Это проявлялось, во-первых, в торжественных открытиях и закрытиях сейма, во-вторых, в порядке совещаний, который тоже имел ритуально-символические черты. Древнейшее и наиболее прочное ядро церемониала содержалось уже в Золотой булле. И хотя она определяла только церемониальные правила торжественных собраний князей-избирателей, это были единственные юридически оформленные процедурные правила — они стали образцом при разработке процедурных норм для всего имперского сейма. Согласно церемониальным правилам Золотой буллы, представители имперских сословий собирались перед домом, где располагался император или его делегат, сопровождали его в организованной процессии до здания храма, где исполнялась инаугурационная месса De sancto spiritu; далее, они направлялись с ним в городскую ратушу, рассаживались там в строгом порядке, выслушивали предложения императора, благодарили его и в совместном шествии возвращались назад. Сходным был порядок заключительной сессии, когда оглашалось и принималось решение имперского сейма. В этой церемонии император выступал единственным главой происходящего: только созыв и церемония торжественного открытия, проведенные от его имени, делали имперский сейм имперским сеймом. Здесь располагалось общественное пространство, в котором (в церемониально-символической форме, до всякого обсуждения) выдвигались возражения и затевались споры: здесь пересматривалась иерархическая структура имперских сословий и решались вопросы социального статуса; здесь выносились на обсуждение отношения между императором и папой и конфессиональные конфликты. Все, что принимало и освящало здешнее собрание, становилось незыблемым и могло лечь в основу любого правового притязания [Oestreich 1972; Luttenberger 1987; Stollberg-Rilinger 1997; Sikora 2001].
Сама форма обсуждения тоже имела церемониально-символический смысл. Протокольный порядок рассадки участников неизменно и демонстрировал, и подтверждал их социальное положение, а иногда, в сомнительных случаях, даже создавал его; он определял очередность подачи голосов во время принятия решения. Данная очередность указывала на положение голосующего, так что его роль в церемониале не отличалась от его роли в социальной имперской иерархии.

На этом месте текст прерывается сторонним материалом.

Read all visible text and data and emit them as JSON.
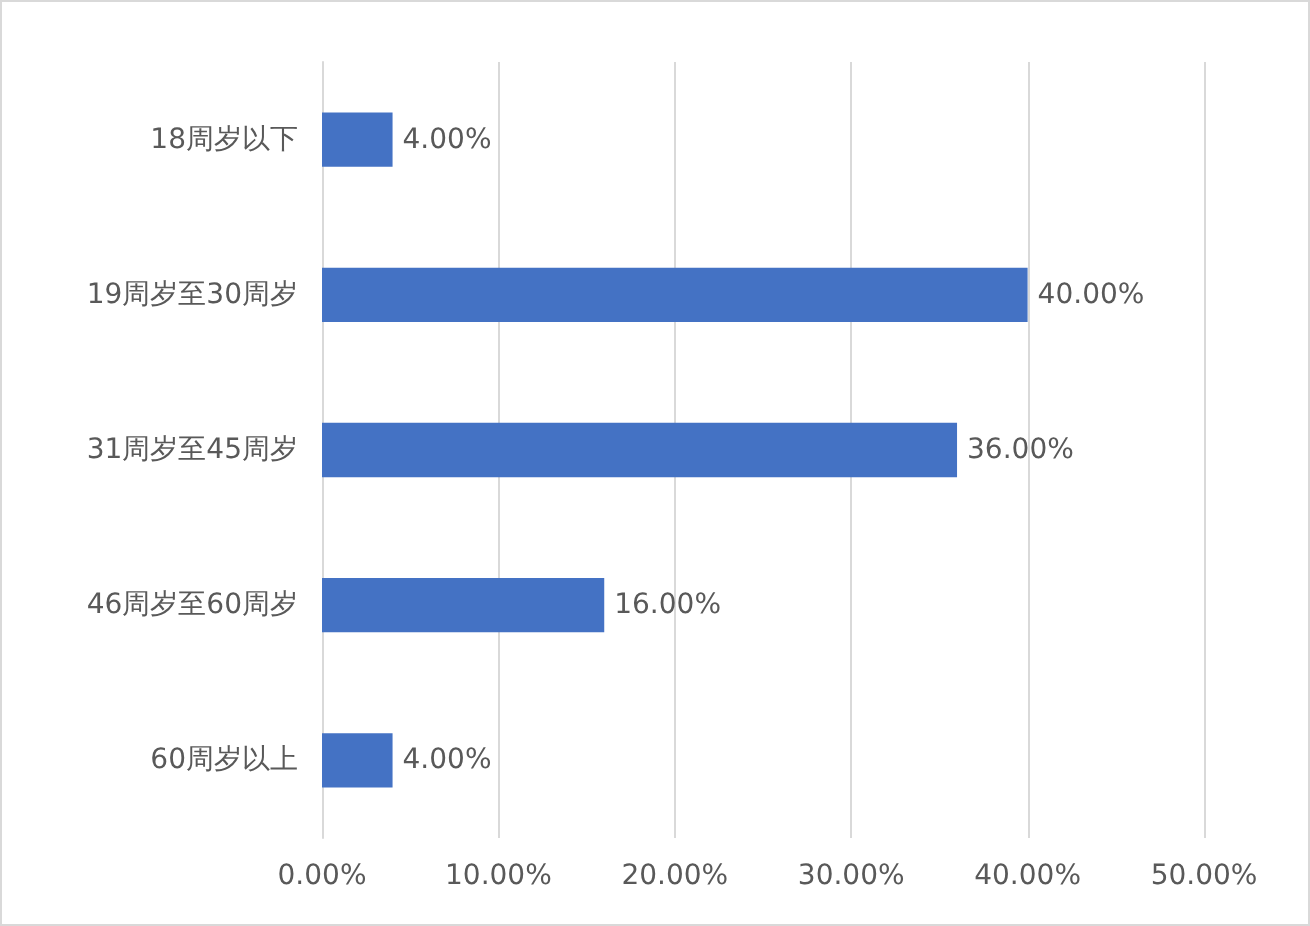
{
  "chart_data": {
    "type": "bar",
    "orientation": "horizontal",
    "categories": [
      "18周岁以下",
      "19周岁至30周岁",
      "31周岁至45周岁",
      "46周岁至60周岁",
      "60周岁以上"
    ],
    "values": [
      4,
      40,
      36,
      16,
      4
    ],
    "value_labels": [
      "4.00%",
      "40.00%",
      "36.00%",
      "16.00%",
      "4.00%"
    ],
    "color": "#4472c4",
    "xlim": [
      0,
      50
    ],
    "xticks": [
      {
        "value": 0,
        "label": "0.00%"
      },
      {
        "value": 10,
        "label": "10.00%"
      },
      {
        "value": 20,
        "label": "20.00%"
      },
      {
        "value": 30,
        "label": "30.00%"
      },
      {
        "value": 40,
        "label": "40.00%"
      },
      {
        "value": 50,
        "label": "50.00%"
      }
    ],
    "grid": "x"
  }
}
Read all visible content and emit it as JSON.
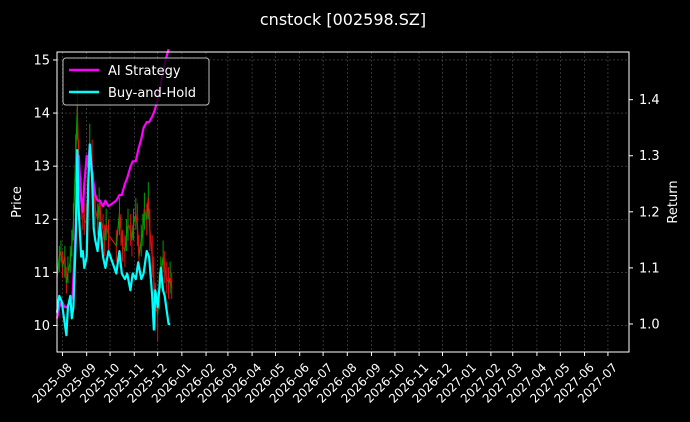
{
  "chart_data": {
    "type": "line",
    "title": "cnstock [002598.SZ]",
    "xlabel": "",
    "ylabel": "Price",
    "y2label": "Return",
    "x_ticks": [
      "2025-08",
      "2025-09",
      "2025-10",
      "2025-11",
      "2025-12",
      "2026-01",
      "2026-02",
      "2026-03",
      "2026-04",
      "2026-05",
      "2026-06",
      "2026-07",
      "2026-08",
      "2026-09",
      "2026-10",
      "2026-11",
      "2026-12",
      "2027-01",
      "2027-02",
      "2027-03",
      "2027-04",
      "2027-05",
      "2027-06",
      "2027-07"
    ],
    "xlim": [
      "2025-07-25",
      "2027-07-28"
    ],
    "ylim": [
      9.5,
      15.15
    ],
    "y_ticks": [
      10,
      11,
      12,
      13,
      14,
      15
    ],
    "y2lim": [
      0.95,
      1.485
    ],
    "y2_ticks": [
      1.0,
      1.1,
      1.2,
      1.3,
      1.4
    ],
    "grid": true,
    "legend_position": "top-left",
    "colors": {
      "background": "#000000",
      "ai_strategy": "#ff00ff",
      "buy_hold": "#00ffff",
      "price_up": "#00a000",
      "price_down": "#e01010",
      "grid": "#555555",
      "axes": "#ffffff"
    },
    "price_series": {
      "name": "",
      "x": [
        "2025-07-25",
        "2025-07-28",
        "2025-07-30",
        "2025-08-01",
        "2025-08-04",
        "2025-08-06",
        "2025-08-08",
        "2025-08-11",
        "2025-08-13",
        "2025-08-15",
        "2025-08-18",
        "2025-08-20",
        "2025-08-22",
        "2025-08-25",
        "2025-08-27",
        "2025-08-29",
        "2025-09-01",
        "2025-09-03",
        "2025-09-05",
        "2025-09-08",
        "2025-09-10",
        "2025-09-12",
        "2025-09-15",
        "2025-09-17",
        "2025-09-19",
        "2025-09-22",
        "2025-09-24",
        "2025-09-26",
        "2025-09-29",
        "2025-10-09",
        "2025-10-13",
        "2025-10-15",
        "2025-10-17",
        "2025-10-20",
        "2025-10-22",
        "2025-10-24",
        "2025-10-27",
        "2025-10-29",
        "2025-10-31",
        "2025-11-03",
        "2025-11-05",
        "2025-11-07",
        "2025-11-10",
        "2025-11-12",
        "2025-11-14",
        "2025-11-17",
        "2025-11-19",
        "2025-11-21",
        "2025-11-24",
        "2025-11-26",
        "2025-11-28",
        "2025-12-01",
        "2025-12-03",
        "2025-12-05",
        "2025-12-08",
        "2025-12-10",
        "2025-12-12",
        "2025-12-15",
        "2025-12-17",
        "2025-12-19"
      ],
      "values": [
        10.9,
        11.3,
        11.4,
        11.1,
        11.3,
        10.8,
        11.0,
        11.2,
        11.5,
        11.9,
        13.2,
        14.1,
        13.0,
        12.4,
        12.1,
        12.0,
        11.9,
        12.7,
        13.4,
        13.1,
        12.5,
        12.2,
        12.0,
        12.3,
        12.0,
        11.8,
        11.6,
        11.9,
        11.7,
        11.5,
        12.1,
        11.8,
        11.5,
        11.4,
        11.7,
        11.9,
        11.8,
        11.6,
        11.9,
        12.1,
        11.9,
        11.3,
        11.6,
        11.8,
        12.2,
        12.0,
        12.4,
        11.8,
        11.3,
        10.9,
        10.4,
        10.2,
        10.7,
        11.0,
        11.3,
        11.1,
        10.9,
        10.8,
        10.9,
        10.7
      ],
      "low": [
        10.7,
        11.0,
        11.2,
        10.9,
        10.9,
        10.6,
        10.8,
        11.0,
        11.3,
        11.6,
        12.7,
        13.5,
        12.5,
        12.0,
        11.8,
        11.7,
        11.6,
        12.3,
        12.9,
        12.6,
        12.1,
        11.9,
        11.7,
        11.9,
        11.7,
        11.5,
        11.3,
        11.6,
        11.4,
        11.2,
        11.7,
        11.5,
        11.2,
        11.1,
        11.4,
        11.6,
        11.5,
        11.3,
        11.6,
        11.8,
        11.5,
        11.0,
        11.3,
        11.5,
        11.8,
        11.7,
        12.0,
        11.4,
        10.9,
        10.4,
        9.9,
        9.7,
        10.3,
        10.7,
        11.0,
        10.8,
        10.6,
        10.5,
        10.6,
        10.5
      ],
      "high": [
        11.2,
        11.5,
        11.6,
        11.4,
        11.5,
        11.1,
        11.3,
        11.5,
        11.8,
        12.3,
        13.6,
        14.5,
        13.5,
        12.8,
        12.4,
        12.3,
        12.3,
        13.1,
        13.8,
        13.5,
        12.9,
        12.6,
        12.3,
        12.6,
        12.3,
        12.1,
        11.9,
        12.2,
        12.0,
        11.8,
        12.4,
        12.1,
        11.8,
        11.7,
        12.0,
        12.2,
        12.1,
        11.9,
        12.2,
        12.4,
        12.3,
        11.7,
        11.9,
        12.1,
        12.5,
        12.3,
        12.7,
        12.2,
        11.7,
        11.3,
        10.8,
        10.6,
        11.0,
        11.3,
        11.6,
        11.4,
        11.2,
        11.1,
        11.2,
        11.0
      ]
    },
    "series": [
      {
        "name": "AI Strategy",
        "x": [
          "2025-07-25",
          "2025-07-28",
          "2025-07-31",
          "2025-08-04",
          "2025-08-07",
          "2025-08-11",
          "2025-08-14",
          "2025-08-18",
          "2025-08-20",
          "2025-08-22",
          "2025-08-25",
          "2025-08-27",
          "2025-08-29",
          "2025-09-01",
          "2025-09-03",
          "2025-09-05",
          "2025-09-08",
          "2025-09-10",
          "2025-09-12",
          "2025-09-15",
          "2025-09-18",
          "2025-09-22",
          "2025-09-25",
          "2025-09-29",
          "2025-10-09",
          "2025-10-13",
          "2025-10-16",
          "2025-10-20",
          "2025-10-23",
          "2025-10-27",
          "2025-10-30",
          "2025-11-03",
          "2025-11-06",
          "2025-11-10",
          "2025-11-13",
          "2025-11-17",
          "2025-11-20",
          "2025-11-24",
          "2025-11-27",
          "2025-12-01",
          "2025-12-04",
          "2025-12-08",
          "2025-12-11",
          "2025-12-15"
        ],
        "values": [
          1.01,
          1.03,
          1.04,
          1.03,
          1.03,
          1.04,
          1.05,
          1.17,
          1.25,
          1.3,
          1.22,
          1.2,
          1.25,
          1.3,
          1.28,
          1.32,
          1.27,
          1.25,
          1.23,
          1.22,
          1.22,
          1.21,
          1.22,
          1.21,
          1.22,
          1.23,
          1.23,
          1.25,
          1.26,
          1.28,
          1.29,
          1.29,
          1.31,
          1.33,
          1.35,
          1.36,
          1.36,
          1.37,
          1.38,
          1.4,
          1.42,
          1.45,
          1.47,
          1.49
        ]
      },
      {
        "name": "Buy-and-Hold",
        "x": [
          "2025-07-25",
          "2025-07-28",
          "2025-07-31",
          "2025-08-04",
          "2025-08-06",
          "2025-08-08",
          "2025-08-11",
          "2025-08-13",
          "2025-08-15",
          "2025-08-18",
          "2025-08-20",
          "2025-08-22",
          "2025-08-25",
          "2025-08-27",
          "2025-08-29",
          "2025-09-01",
          "2025-09-03",
          "2025-09-05",
          "2025-09-08",
          "2025-09-10",
          "2025-09-12",
          "2025-09-15",
          "2025-09-18",
          "2025-09-22",
          "2025-09-25",
          "2025-09-29",
          "2025-10-09",
          "2025-10-13",
          "2025-10-16",
          "2025-10-20",
          "2025-10-23",
          "2025-10-27",
          "2025-10-30",
          "2025-11-03",
          "2025-11-06",
          "2025-11-10",
          "2025-11-13",
          "2025-11-17",
          "2025-11-20",
          "2025-11-24",
          "2025-11-26",
          "2025-11-28",
          "2025-12-01",
          "2025-12-03",
          "2025-12-05",
          "2025-12-08",
          "2025-12-10",
          "2025-12-12",
          "2025-12-15",
          "2025-12-17"
        ],
        "values": [
          1.02,
          1.05,
          1.04,
          1.0,
          0.98,
          1.03,
          1.05,
          1.01,
          1.03,
          1.15,
          1.31,
          1.2,
          1.12,
          1.13,
          1.1,
          1.12,
          1.25,
          1.32,
          1.26,
          1.17,
          1.15,
          1.13,
          1.18,
          1.12,
          1.1,
          1.13,
          1.09,
          1.13,
          1.09,
          1.08,
          1.09,
          1.06,
          1.09,
          1.08,
          1.11,
          1.08,
          1.09,
          1.13,
          1.12,
          1.05,
          0.99,
          1.06,
          1.03,
          1.06,
          1.1,
          1.06,
          1.05,
          1.03,
          1.0,
          1.0
        ]
      }
    ]
  }
}
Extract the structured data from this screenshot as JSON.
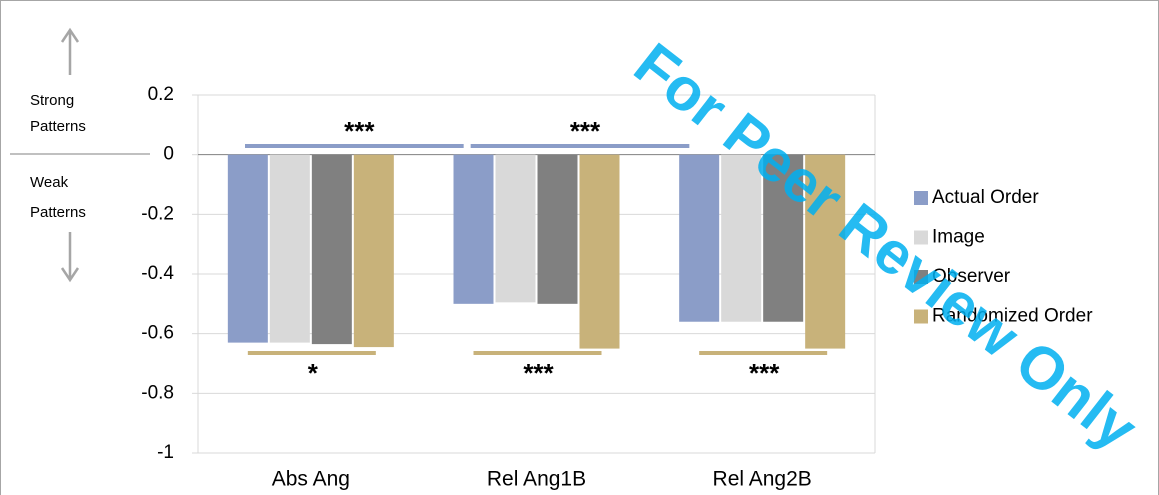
{
  "chart_data": {
    "type": "bar",
    "categories": [
      "Abs Ang",
      "Rel Ang1B",
      "Rel Ang2B"
    ],
    "series": [
      {
        "name": "Actual Order",
        "color": "#8b9dc8",
        "values": [
          -0.63,
          -0.5,
          -0.56
        ]
      },
      {
        "name": "Image",
        "color": "#d9d9d9",
        "values": [
          -0.63,
          -0.495,
          -0.56
        ]
      },
      {
        "name": "Observer",
        "color": "#808080",
        "values": [
          -0.635,
          -0.5,
          -0.56
        ]
      },
      {
        "name": "Randomized Order",
        "color": "#c8b27a",
        "values": [
          -0.645,
          -0.65,
          -0.65
        ]
      }
    ],
    "ylim": [
      -1,
      0.2
    ],
    "yticks": [
      -1,
      -0.8,
      -0.6,
      -0.4,
      -0.2,
      0,
      0.2
    ],
    "grid": true,
    "legend": "right",
    "side_labels": [
      [
        "Strong",
        "Patterns"
      ],
      [
        "Weak",
        "Patterns"
      ]
    ],
    "significance_top": [
      "***",
      "***"
    ],
    "significance_bottom": [
      "*",
      "***",
      "***"
    ],
    "watermark": "For Peer Review Only"
  }
}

Это порождало бесконечные споры во время заседаний, которые постоянно вызывали недовольство и мешали успешному и деловому обсуждению. С другой стороны, церемониальная посадка также придавала заседаниям предсказуемый, организованный порядок, представляя собой церемониального двойника несуществующего письменного регламента. Споры продолжались до конца XVII века, когда имперский сейм стал постоянно действующим органом.
Со временем многочисленные споры о статусе породили практику договорных соглашений (например, избирательные капитуляции, согласно которым князья-избиратели во время имперских мероприятий получали преимущество перед всеми, кроме монарших особ). Для того чтобы удовлетворить претензии на первенство у состязающихся сторон, сохранив атмосферу делового сотрудничества, потребовалось разработать весьма сложный церемониал очередности голосования. В конце концов это породило причудливую формальную систему, в которой невозможно было разобраться без поименных списков. Строгая очередность соблюдалась даже в том случае, если один и тот же делегат подавал голоса за разных избирателей. Очевидно, молодой Гегель и его современники в XVIII веке имели в виду подобные явления, когда упрекали немцев в «забавном суеверном пристрастии к внешним формам» [Hegel 1966: 85–86].
Это возвращает нас к вопросу о значении церемониала в Священной Римской империи и о его отношении к другим формам публичной политики, письменному слову и официальным процедурам. В заключение я хочу предложить некоторые общие соображения на эту тему.
Во-первых, сила наиболее древних, простых и общепринятых правил политического строя в основном, а иногда и исключительно, коренилась в обряде. Не существовало никакого позитивно-правового, отвлеченного, письменного обоснования, объяснявшего необходимость имперского строя целиком или в какой-нибудь его важной структурной части. Не было никакого официального, письменного определения, имеющего юридическую силу, того, что составляло королевскую и императорскую власть, — точно были известны только ограничения, накладываемые на деятельность императора. Не существовало четкого определения ни имперского сословия, ни даже самой империи. Правоведы, пытавшиеся осмыслить это в отвлеченных теоретических понятиях, оказывались в тупике: умозрительным путем невозможно было достигнуть общего согласия. Только церемониал позволял ощутить единство и порядок империи. Его двойственная и неопределенная природа, его открытость к разнообразным толкованиям дали возможность создать ощущение согласия, которого едва ли можно было достичь теоретическим путем.